Vic Elford recalls the romance of the Targa Florio’s golden era
“I loved every moment of my time on the Targa Florio – it was just sensational,” says Elford, who competed in the Sicilian road race for six consecutive years between 1967 and 1972. “Of course, I had a very special relationship with the Nürburgring, but there was nothing like the Targa Florio for its atmosphere and a sense of romance.” In 1968, he famously made up a 17-minute deficit to take the chequered flag in style – and then claimed the fastest lap of the race every year thereafter. Although he now resides in America, Elford developed a special bond with the island and its people during this time, and still returns as often as possible. “Sicily is not Italy – the people there are Sicilians, not Italians, and there is a distinct difference between the two. Italians are known to be passionate and romantic; in Sicily, it’s the same thing, but squared. We simply wouldn’t have won in 1968 without the help of the locals – when I got a puncture early in the race, they literally lifted the car off the ground so I could change the wheel.”
Spirit of Sicily
Elford’s relationship with the Targa Florio began in 1967, when he was sent on a reconnaissance mission ahead of his first race, in which he would share a Porsche 910 with Jochen Neerpasch. “We used Fiat 124 rental cars to start with, then moved up to a 911 and eventually a 906, which was the first real racing car I ever drove. I really didn’t like that at first – it had huge front wings that made it feel like you were permanently driving in a tunnel. As the event drew closer, we switched to the 910 we were using in the race, and I loved that.” Ultimately, the Elford/Neerpasch car finished second, and that gave Quick Vic a taste for the Targa that he’d never lose.

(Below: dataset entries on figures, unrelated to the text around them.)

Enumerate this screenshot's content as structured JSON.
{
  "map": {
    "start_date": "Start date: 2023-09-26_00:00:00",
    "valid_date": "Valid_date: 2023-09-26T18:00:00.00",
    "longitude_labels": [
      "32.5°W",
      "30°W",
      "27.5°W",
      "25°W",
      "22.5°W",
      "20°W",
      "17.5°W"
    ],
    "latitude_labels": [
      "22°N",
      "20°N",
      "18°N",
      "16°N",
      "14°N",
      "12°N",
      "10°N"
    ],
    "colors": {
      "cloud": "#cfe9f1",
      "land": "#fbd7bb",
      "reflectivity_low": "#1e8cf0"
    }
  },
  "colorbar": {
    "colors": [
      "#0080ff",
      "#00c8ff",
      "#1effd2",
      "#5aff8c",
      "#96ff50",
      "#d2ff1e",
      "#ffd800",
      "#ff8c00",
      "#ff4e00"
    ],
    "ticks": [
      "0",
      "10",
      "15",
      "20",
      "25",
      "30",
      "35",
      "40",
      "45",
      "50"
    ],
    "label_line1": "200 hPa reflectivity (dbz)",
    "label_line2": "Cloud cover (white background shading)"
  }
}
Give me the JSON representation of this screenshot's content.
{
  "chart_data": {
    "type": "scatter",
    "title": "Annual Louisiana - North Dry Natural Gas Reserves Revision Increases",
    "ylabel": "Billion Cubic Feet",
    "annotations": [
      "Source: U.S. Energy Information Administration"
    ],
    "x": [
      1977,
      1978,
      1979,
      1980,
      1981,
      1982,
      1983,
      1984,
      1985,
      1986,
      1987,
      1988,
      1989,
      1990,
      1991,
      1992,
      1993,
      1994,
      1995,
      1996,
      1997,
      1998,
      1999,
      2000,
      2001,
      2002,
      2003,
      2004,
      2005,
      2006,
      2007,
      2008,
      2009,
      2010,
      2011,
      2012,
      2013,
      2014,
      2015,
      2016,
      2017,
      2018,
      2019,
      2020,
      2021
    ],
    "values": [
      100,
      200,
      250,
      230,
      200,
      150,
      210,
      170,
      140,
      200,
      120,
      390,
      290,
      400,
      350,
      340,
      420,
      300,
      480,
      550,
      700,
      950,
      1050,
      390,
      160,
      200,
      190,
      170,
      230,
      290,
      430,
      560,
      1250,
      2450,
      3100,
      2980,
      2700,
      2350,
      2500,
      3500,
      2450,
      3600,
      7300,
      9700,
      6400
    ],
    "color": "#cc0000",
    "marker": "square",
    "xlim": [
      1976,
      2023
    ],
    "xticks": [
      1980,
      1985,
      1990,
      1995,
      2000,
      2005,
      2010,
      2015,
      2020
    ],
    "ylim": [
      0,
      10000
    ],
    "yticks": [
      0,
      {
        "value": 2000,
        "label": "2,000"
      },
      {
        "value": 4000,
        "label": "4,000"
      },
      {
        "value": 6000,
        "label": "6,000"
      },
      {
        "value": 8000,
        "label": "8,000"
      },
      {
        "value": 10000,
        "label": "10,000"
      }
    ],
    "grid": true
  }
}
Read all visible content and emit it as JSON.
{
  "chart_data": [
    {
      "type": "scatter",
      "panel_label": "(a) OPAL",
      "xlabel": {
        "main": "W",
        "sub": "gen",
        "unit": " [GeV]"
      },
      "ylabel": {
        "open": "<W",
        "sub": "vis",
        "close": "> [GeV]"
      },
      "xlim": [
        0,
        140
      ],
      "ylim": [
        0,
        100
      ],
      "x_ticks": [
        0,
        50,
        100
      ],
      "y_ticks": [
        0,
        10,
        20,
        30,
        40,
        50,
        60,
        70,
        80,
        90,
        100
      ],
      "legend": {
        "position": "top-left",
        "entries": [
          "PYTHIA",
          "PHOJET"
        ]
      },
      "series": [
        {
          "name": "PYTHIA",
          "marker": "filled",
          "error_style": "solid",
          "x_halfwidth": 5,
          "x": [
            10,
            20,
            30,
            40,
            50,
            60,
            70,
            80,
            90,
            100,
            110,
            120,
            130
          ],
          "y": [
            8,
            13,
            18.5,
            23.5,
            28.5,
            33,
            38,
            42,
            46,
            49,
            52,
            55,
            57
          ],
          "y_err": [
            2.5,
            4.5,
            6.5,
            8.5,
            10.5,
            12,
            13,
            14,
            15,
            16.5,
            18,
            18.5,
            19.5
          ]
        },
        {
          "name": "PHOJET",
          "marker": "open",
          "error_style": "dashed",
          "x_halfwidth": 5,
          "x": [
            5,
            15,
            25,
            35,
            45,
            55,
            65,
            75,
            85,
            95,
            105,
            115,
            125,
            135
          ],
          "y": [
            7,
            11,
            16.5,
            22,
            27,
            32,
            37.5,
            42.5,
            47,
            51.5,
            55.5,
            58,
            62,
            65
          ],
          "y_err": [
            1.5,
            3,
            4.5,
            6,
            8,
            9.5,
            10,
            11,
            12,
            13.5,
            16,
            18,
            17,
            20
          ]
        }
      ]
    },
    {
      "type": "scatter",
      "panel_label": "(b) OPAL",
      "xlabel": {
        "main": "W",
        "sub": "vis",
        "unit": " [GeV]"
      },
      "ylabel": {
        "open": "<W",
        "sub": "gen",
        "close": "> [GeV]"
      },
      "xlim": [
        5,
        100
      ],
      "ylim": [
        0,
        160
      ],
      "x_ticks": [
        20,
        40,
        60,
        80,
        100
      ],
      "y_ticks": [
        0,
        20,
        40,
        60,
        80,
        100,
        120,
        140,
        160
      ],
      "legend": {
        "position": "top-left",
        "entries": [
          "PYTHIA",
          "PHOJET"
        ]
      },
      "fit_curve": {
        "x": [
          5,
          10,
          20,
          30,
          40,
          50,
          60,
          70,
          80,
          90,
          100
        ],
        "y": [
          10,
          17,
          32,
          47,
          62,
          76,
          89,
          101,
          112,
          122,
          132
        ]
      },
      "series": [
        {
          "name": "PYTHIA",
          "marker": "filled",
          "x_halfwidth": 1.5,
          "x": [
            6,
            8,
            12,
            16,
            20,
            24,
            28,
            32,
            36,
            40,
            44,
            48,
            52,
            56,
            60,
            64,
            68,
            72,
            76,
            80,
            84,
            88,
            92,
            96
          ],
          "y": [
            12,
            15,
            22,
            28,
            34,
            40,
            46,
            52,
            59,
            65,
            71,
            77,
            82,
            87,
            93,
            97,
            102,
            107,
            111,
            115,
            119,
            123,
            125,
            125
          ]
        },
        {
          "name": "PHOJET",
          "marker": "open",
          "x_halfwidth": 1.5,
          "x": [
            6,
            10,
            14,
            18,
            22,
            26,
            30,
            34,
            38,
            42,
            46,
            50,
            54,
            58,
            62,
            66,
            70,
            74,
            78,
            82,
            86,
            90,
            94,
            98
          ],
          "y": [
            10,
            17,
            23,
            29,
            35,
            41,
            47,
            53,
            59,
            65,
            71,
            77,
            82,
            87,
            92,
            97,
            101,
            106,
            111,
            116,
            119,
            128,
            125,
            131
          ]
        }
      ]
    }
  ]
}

“By 1968, the track was etched into my memory; you could literally have blindfolded me and dropped me somewhere along the route by helicopter, and I could have told you where we were, what the next corner was, and which gear I’d be in. I’m lucky to have been blessed with a photographic memory, which turned out to be rather useful in rallies and road races.” So too did his grasp of the local dialect; although his 1971 team-mate Gérard Larrousse fell foul of the patriotism of the Sicilians, who took a dim view of those who hadn’t bothered to learn the language. “At one point, he had a flat tyre and he couldn’t change the wheel because the locals refused to help a Frenchman in a German car who couldn’t speak Italian. Gérard had a tough time at the Targa: later in that race, he went off the road and crashed through the front gate of a garden in which a wedding reception was taking place. He spent the rest of the afternoon being entertained as one of the guests.”
The legend of Collesano
During Elford’s era, the nationalism of the Sicilians was plain to see in the way they embraced Nino Vaccarella, a former headteacher-turned-racing-driver who lived on the Targa Florio route, along which ‘Forza Nino’ was liberally painted whenever he raced there. But Vaccarella wasn’t the only cult hero in Collesano. Elford also recalls a fateful meeting with the local shoemaker, Ciccio: “In 1968, he came round to all the drivers in the paddock saying he’d like to make a special pair of racing shoes for us. Everyone else was dismissive, but I took pity on him and took him up on his offer. He put a piece of paper on the floor and traced around my feet to get the shape – which was just as well, because most of the big toe on my left foot is missing. When I won the Targa wearing his shoes, Ciccio became an overnight sensation in Italy, and everyone and his dog wanted a pair. Since then, he’s made shoes for almost everybody – but I’m the only person allowed them in red and white.”
When rivalries pay dividends
Another honour eternally preserved for Elford is being the only person ever to drive a Porsche 917 along the Targa Florio. “That came about due to the internal rivalry at the time between Ferdinand Piëch and John Wyer. They often butted heads, but as Piëch’s main driver I often benefitted when he had a point to prove. When we went to the Targa Florio in 1970, we all did our single Friday morning practice laps in the 908/3s we’d be using in the race. Then Piëch said ‘can you do me a favour and do a lap in the 917 we brought along? I want to prove something to Wyer’. It wasn’t set up with the soft suspension you needed for the Targa Florio, so it bounced and rattled its way around the entire 45-mile lap. I set the fifth fastest time overall in practice, but after that single lap I was too physically and mentally exhausted to get out of the car – I had to be lifted out. I could never have used the 917 in the race, but it was certainly an experience… although the road was only two lanes wide, I was probably doing well over 200mph down the seafront straight towards the end of the lap.”
Today, the spirit of the Targa Florio lives on in the form of an historic rally/regularity showcase event, with this year’s 100th edition giving Elford the perfect excuse to return ‘home’. Unlike portions of the roads since lost to Mother Nature, the quaint towns and unbridled enthusiasm of the locals remain largely as they were – but those who experienced the glory years, whether as a competitor or a spectator, will forever romanticise about the Targa Florio in its original form, Quick Vic included.